The military has dropped a charge related to alleged sexual misconduct against Lt.-Gen. Steve Whelan, who was removed from his job as head of military personnel in 2021 after the allegations were made.
The court martial for Whelan began Monday morning in Gatineau, Que., where he was initially facing two charges of conduct to the prejudice of good order and discipline.
One of those charges, related to what the military called an inappropriate relationship with a subordinate, has been withdrawn.
Whelan has pleaded not guilty to a second charge, an allegation that he inappropriately changed a performance evaluation report for an employee. The Canadian Press is not naming the employee due to the nature of the allegations involved in the case.
In an opening statement, Maj. Max Reede told the court martial that the employee complained her evaluation report was scored too low after she rejected an invitation to dinner in Whelan’s personal quarters.
“She felt this was in retaliation for her refusal to engage with the accused in a personal relationship with him,” Reede said.
He said the pair had a personal relationship that included “flirtatious email exchanges,” phone calls and video calls.
Prosecutors allege that her evaluation report was then changed to “outstanding” because Whelan was concerned that their relationship would become public.
Defence lawyer Phillip Millar said in his opening statement that word of the investigation was leaked to the media before it was complete and that effectively ruined his client’s career.
“Lt.-Gen. Whelan was the victim of politics,” he said. “The damage here is done.”
Millar said that Whelan and the employee were friends when they deployed together, and that she “manipulated and charmed him to get what she wanted.”
Millar said he will argue that the case against his client was influenced by the fact that the Canadian Armed Forces was embroiled in controversy at the time.
Several high-profile military members were removed from their posts as a result of allegations of sexual misconduct, including Vice-Admiral Haydn Edmundson, who held the position of head of personnel before Whelan.
The controversy led to an external review of the Armed Forces by former Supreme Court justice Louise Arbour, who called for sweeping changes to the military’s culture and the way it deals with sexual misconduct cases.
The prosecution’s first witness, retired Col. Ron Ubbens, took the stand Monday and answered questions about his time on Task Force Jerusalem in 2010 and 2011.
He told the court that Whelan asked him to write a performance evaluation report for the employee that year because he was overseeing where she worked.
He said Whelan told him the report should not say the employee’s performance was “outstanding,” and he believed that was because there were issues with the functioning of the area where she worked.
“It was no surprise to me that that should have been reflected,” he said.
But the employee would not sign the report, he said, because she didn’t feel it was reflective of her work. Ubbens said he revised it and improved her score but she remained unsatisfied.

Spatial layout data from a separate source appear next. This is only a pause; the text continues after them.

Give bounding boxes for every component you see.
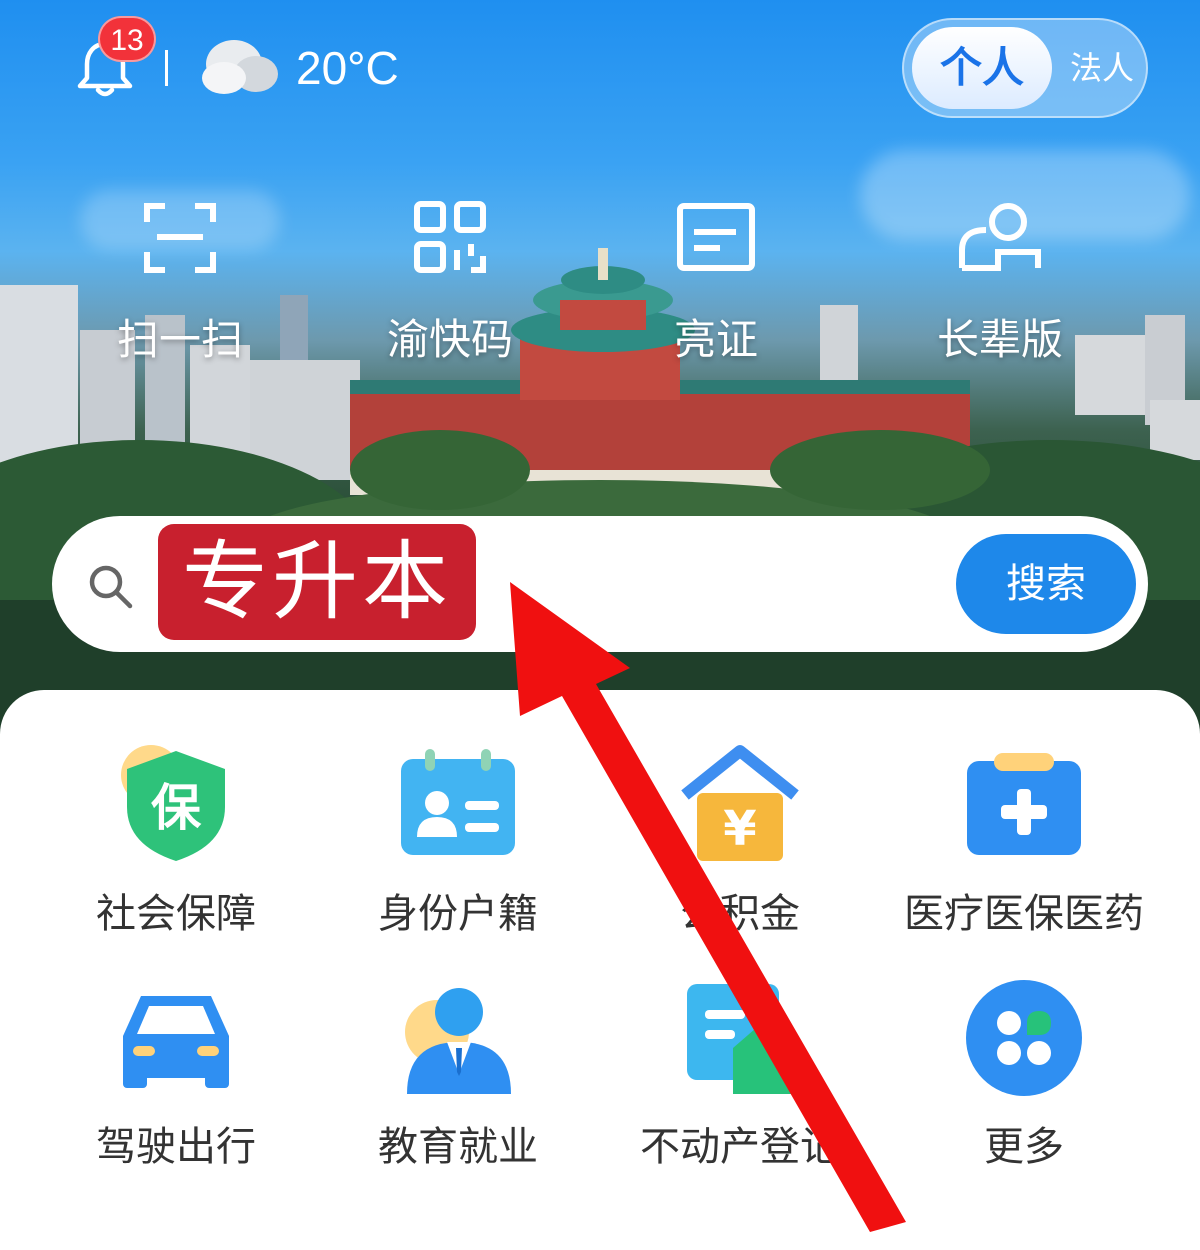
household-id-icon (401, 749, 515, 855)
quick-action-show-id[interactable]: 亮证 (616, 200, 816, 380)
housing-fund-icon: ¥ (681, 745, 799, 861)
car-icon (123, 996, 229, 1088)
quick-action-elder-mode[interactable]: 长辈版 (900, 200, 1100, 380)
service-label: 驾驶出行 (96, 1124, 256, 1170)
svg-text:¥: ¥ (723, 801, 756, 857)
quick-action-scan[interactable]: 扫一扫 (80, 200, 280, 380)
search-input[interactable]: 专升本 (158, 524, 476, 640)
quick-action-label: 亮证 (673, 315, 758, 364)
service-household-id[interactable]: 身份户籍 (318, 745, 598, 955)
temperature: 20°C (296, 42, 399, 94)
real-estate-icon (687, 984, 793, 1094)
toggle-legal-entity[interactable]: 法人 (1062, 27, 1142, 109)
divider (165, 50, 168, 86)
social-security-icon: 保 (121, 745, 225, 861)
service-housing-fund[interactable]: ¥ 公积金 (600, 745, 880, 955)
elder-mode-icon (959, 203, 1041, 271)
service-label: 公积金 (680, 891, 800, 937)
toggle-personal[interactable]: 个人 (912, 27, 1052, 109)
education-employment-icon (405, 988, 511, 1094)
service-label: 更多 (984, 1124, 1064, 1170)
top-bar: 13 20°C 个人 法人 (0, 0, 1200, 140)
service-education-employment[interactable]: 教育就业 (318, 978, 598, 1188)
service-social-security[interactable]: 保 社会保障 (36, 745, 316, 955)
medical-icon (967, 753, 1081, 855)
quick-action-label: 渝快码 (386, 315, 513, 364)
service-label: 教育就业 (378, 1124, 538, 1170)
service-driving-travel[interactable]: 驾驶出行 (36, 978, 316, 1188)
search-button[interactable]: 搜索 (956, 534, 1136, 634)
scan-icon (144, 203, 216, 273)
id-card-icon (677, 203, 755, 271)
service-label: 医疗医保医药 (904, 891, 1144, 937)
search-icon (89, 565, 133, 609)
cloudy-icon (202, 40, 278, 94)
search-bar[interactable]: 专升本 搜索 (52, 516, 1148, 652)
service-real-estate[interactable]: 不动产登记 (600, 978, 880, 1188)
qr-code-icon (414, 201, 486, 273)
service-more[interactable]: 更多 (884, 978, 1164, 1188)
notification-badge: 13 (98, 16, 156, 62)
quick-action-qr-code[interactable]: 渝快码 (350, 200, 550, 380)
svg-text:保: 保 (151, 779, 202, 837)
quick-action-label: 扫一扫 (116, 315, 243, 364)
service-label: 身份户籍 (378, 891, 538, 937)
more-icon (966, 980, 1082, 1096)
service-medical[interactable]: 医疗医保医药 (884, 745, 1164, 955)
service-label: 社会保障 (96, 891, 256, 937)
identity-toggle[interactable]: 个人 法人 (902, 18, 1148, 118)
quick-action-label: 长辈版 (936, 315, 1063, 364)
service-label: 不动产登记 (640, 1124, 840, 1170)
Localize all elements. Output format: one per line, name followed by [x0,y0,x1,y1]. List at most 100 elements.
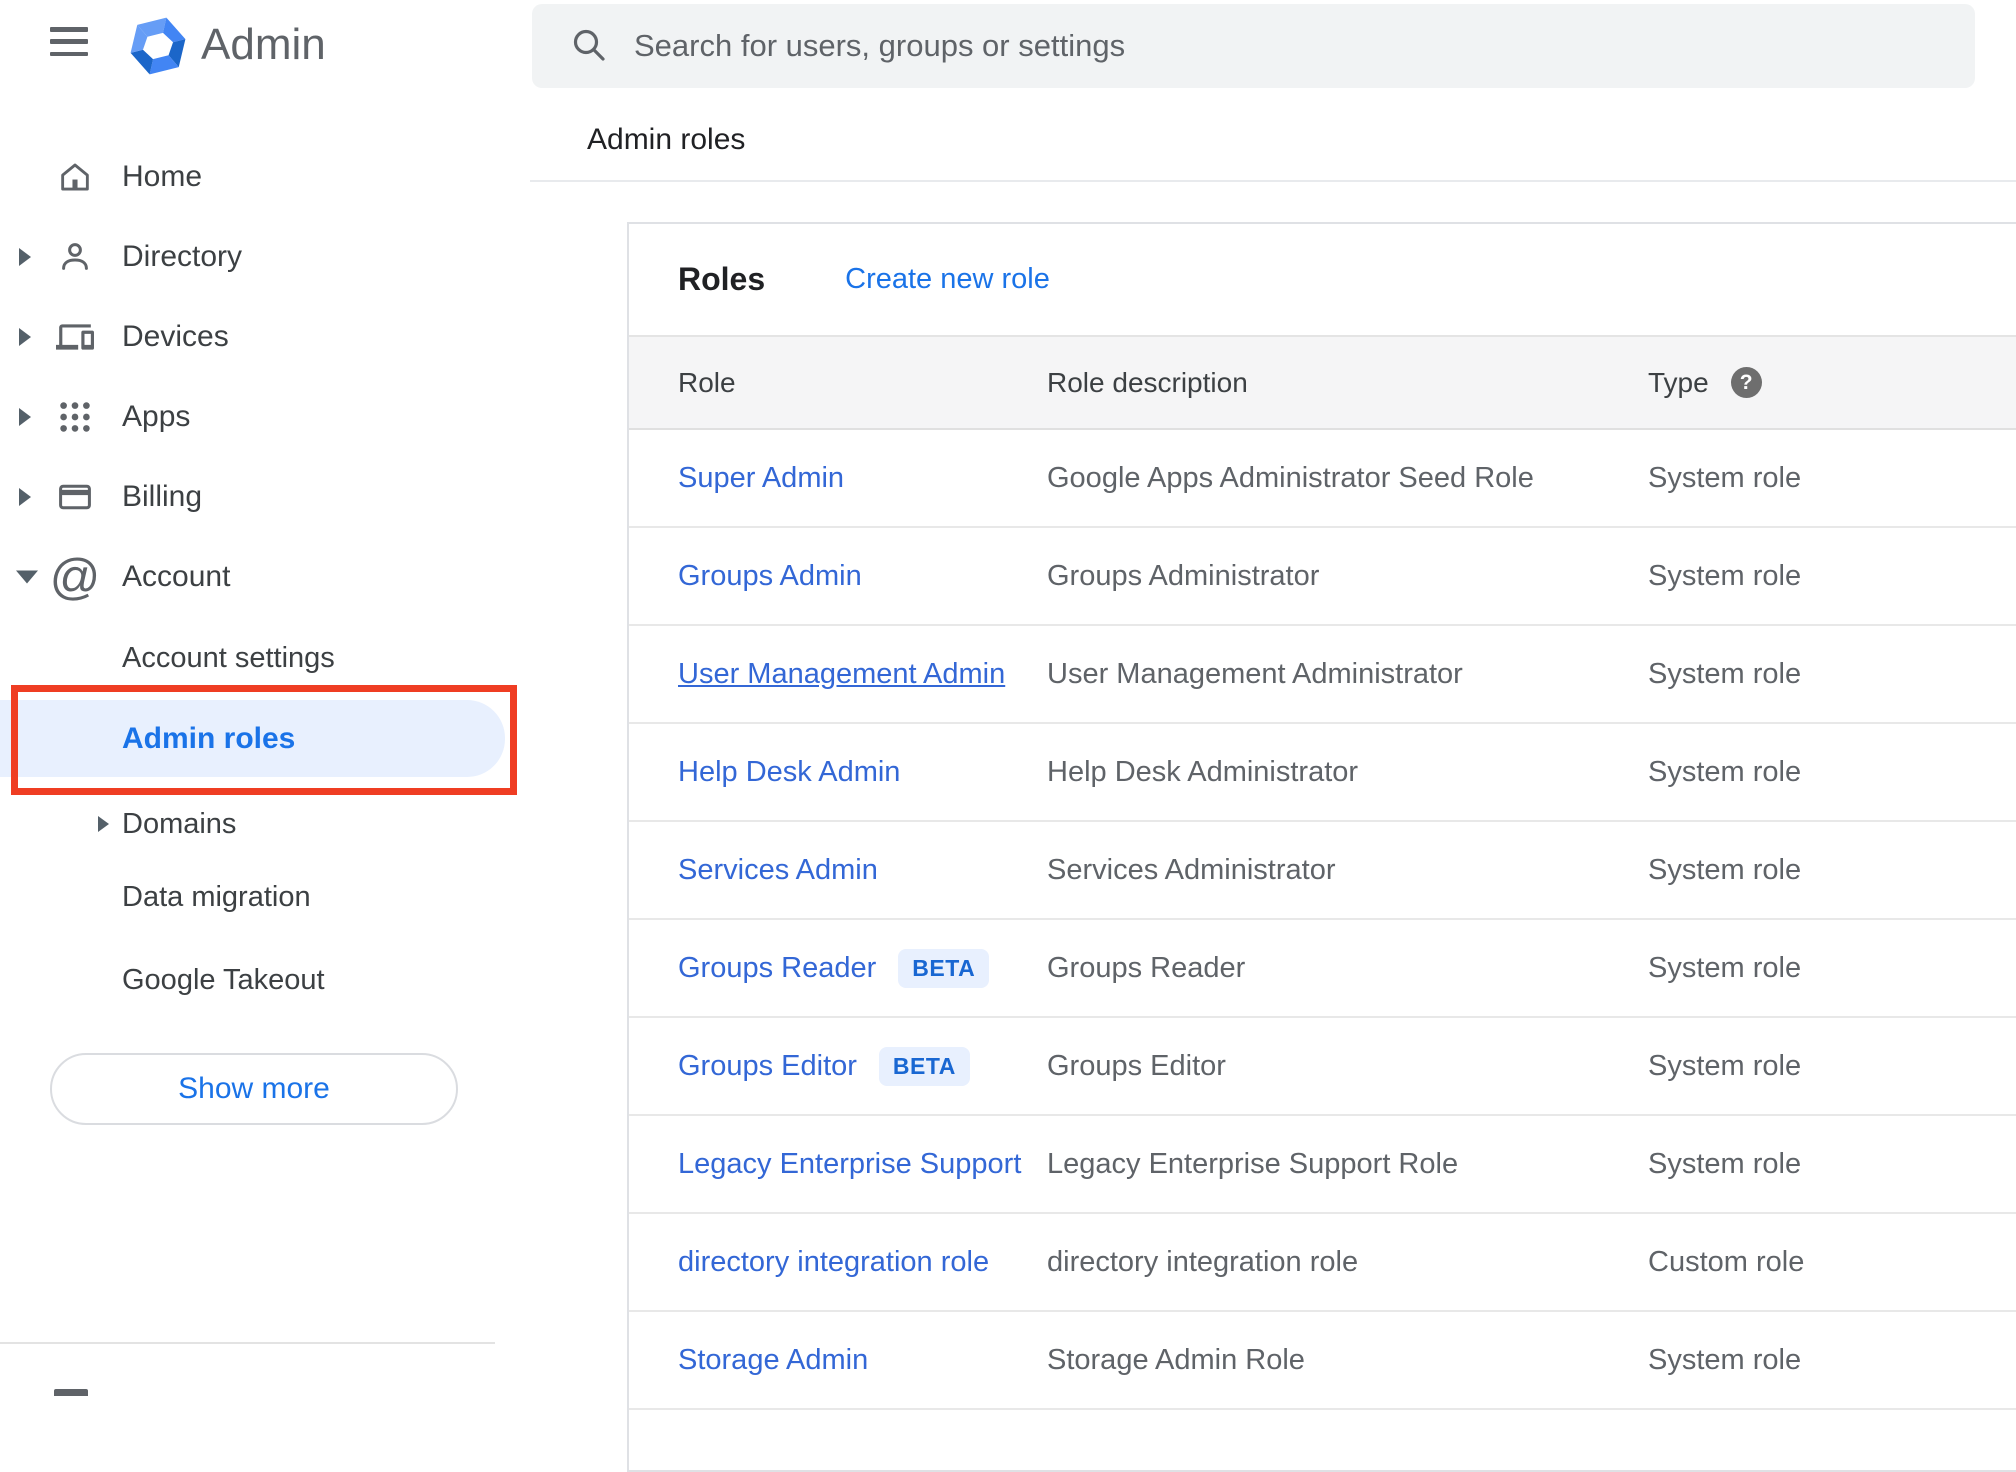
role-type: System role [1648,1147,1802,1180]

Ubbens told the court that the employee felt she was being treated unfairly. She told him she had received inappropriate emails from Whelan, and she threatened to go to a senior commanding officer with the emails if the report was not changed.
“She believed that whatever transpired in those emails resulted in a bias towards her,” he said.
Ubbens told the court he emailed Whelan about that threat.
In that email exchange, Whelan told Ubbens the task force was going very well. “We cannot allow this crazy person (to) muddy this mission. Make it your mission to appease this person,” he wrote.
Ubbens told the court he didn’t believe what the employee had told him about the sexually inappropriate emails until Whelan apologized to him in another email, saying he had failed as a leader.
Whelan wrote: “If she decides to go forward, there is nothing I can do except get used to (being) a divorced pariah in the (Canadian Armed Forces).” He also said the emails were a mistake and that the time away from home had weakened his marriage.
Ubbens said he has never seen the email exchanges between Whelan and the employee, and he did not ask Whelan for details about them.
He told the court that if he knew the details of the exchanges, he would have had a duty to report any misconduct. “I did not want to know, and I told both of them,” he said.
The Canadian Armed Forces recently announced its plans to repeal its duty-to-report rules to comply with one of Arbour’s recommendations.
The current rules state that Armed Forces members must “report to the proper authority any infringement of the pertinent statutes, regulations, rules, orders and instructions governing the conduct of any person subject to the Code of Service Discipline.”
Arbour wrote in her report that in practice, the threat of punishment actually discourages people from disclosing misconduct.
On the stand Monday, Ubbens said that he felt Whelan had manipulated him, and he held onto that email chain from 2011 for more than 10 years as “insurance” in case there was any retaliation from Whelan. Such retaliation did not happen, he said.
During his cross-examination, Millar told Ubbens that all the allegedly inappropriate emails between Whelan and the employee were sent before the tour, when she was not under his command. Ubbens said that changed his perspective about what happened.
Two weeks have been set aside for the court martial. The chief of the defence staff, Gen. Wayne Eyre, and vice-chief of the defence staff Lt.-Gen. Frances Allen are also expected to testify.